Effectively managing your business’s finances provides you with the data necessary to keep your business growing while helping you maximize your bottom line. This article includes some beneficial tips and strategies to aid you in successfully managing your finances.

Keep Your Balance Sheet Up-to-Date

Keeping an up-to-date and accurate balance sheet is a crucial aspect of managing your business’s finances. Your balance sheet helps you track cash flow pertaining to:

  • Assets
  • Liabilities
  • Equity

Additionally, a well-managed balance sheet helps you prepare for the future and enables you to develop a cost-benefit analysis.

accounting balance sheet

Cost-Benefit Analysis (CBA)

Looking closely at money-in and money-out helps maintain a sustainable balance between profit and loss. From development and operations to recurring and nonrecurring costs, it’s important to categorize expenses in your balance sheet.
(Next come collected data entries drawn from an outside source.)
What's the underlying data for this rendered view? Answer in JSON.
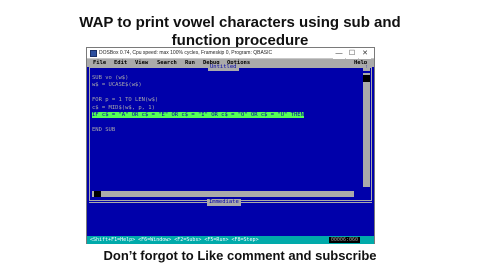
{
  "caption_top_line1": "WAP to print vowel characters using sub and",
  "caption_top_line2": "function procedure",
  "caption_bottom": "Don’t forgot to Like comment and subscribe",
  "window": {
    "title": "DOSBox 0.74, Cpu speed: max 100% cycles, Frameskip 0, Program: QBASIC",
    "controls": {
      "minimize": "—",
      "maximize": "☐",
      "close": "✕"
    }
  },
  "menu": {
    "items": [
      "File",
      "Edit",
      "View",
      "Search",
      "Run",
      "Debug",
      "Options"
    ],
    "help": "Help"
  },
  "editor": {
    "title": "Untitled",
    "scroll_up": "↑",
    "lines": [
      "SUB vo (w$)",
      "w$ = UCASE$(w$)",
      "",
      "FOR p = 1 TO LEN(w$)",
      "c$ = MID$(w$, p, 1)",
      "IF c$ = \"A\" OR c$ = \"E\" OR c$ = \"I\" OR c$ = \"O\" OR c$ = \"U\" THEN",
      "",
      "END SUB"
    ],
    "highlight_line": 5
  },
  "immediate": {
    "title": "Immediate"
  },
  "status": {
    "shortcuts": "<Shift+F1=Help> <F6=Window> <F2=Subs> <F5=Run> <F8=Step>",
    "position": "00006:060"
  },
  "colors": {
    "editor_bg": "#0000aa",
    "editor_fg": "#aaaaaa",
    "menu_bg": "#aaaaaa",
    "highlight": "#55ff55",
    "status_bg": "#00aaaa"
  }
}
Then, you can use a cost-benefit analysis, or a process that helps weigh the strengths and weaknesses of a business decision, and put potential recurring benefits and cost reductions in context.

A CBA is a technique for making non-critical choices in a relatively quick and easy way. It simply involves adding money in benefits and money in costs over a specified time period, before subtracting costs from benefits to determine success in terms of dollars. This can come in handy with hiring another employee or an independent contractor.

For example, let’s say you’re deciding whether to add outdoor seating for your sausage themed restaurant, Haute Dog. You estimate outdoor seating would add $5,000 in extra profit from sales each year. But, the outdoor seating permit costs $1,000 each year, and you’d also have to spend $2,000 to buy outdoor tables and chairs. Your cost-benefit analysis shows that you should add outdoor seating, because the new benefits ($5,000 in new sales) outweigh the new costs ($3,000 in permitting and equipment expenses).

US Small Business Administration

different accounting methods

Accounting Methods

The two primary accounting methods businesses apply are accrual and cash. However, each of these methods has its pros and cons. In short, accrual accounting instantly enters transactions once a sale is complete; cash accounting inputs the transaction when the money is actually received. Cash accounting is easier but provides less financial insight. Accrual accounting may help you save on your taxes and provide more well-rounded financial data but tends to contain short-term inaccuracies and uses more time and resources. Depending on the complexities of your business’s finances, you may want to consult a CPA on which method is suitable for you.

Note: Any company with $25 million or more in yearly sales must use accrual accounting as it adheres to Generally Accepted Accounting Principles (GAAP).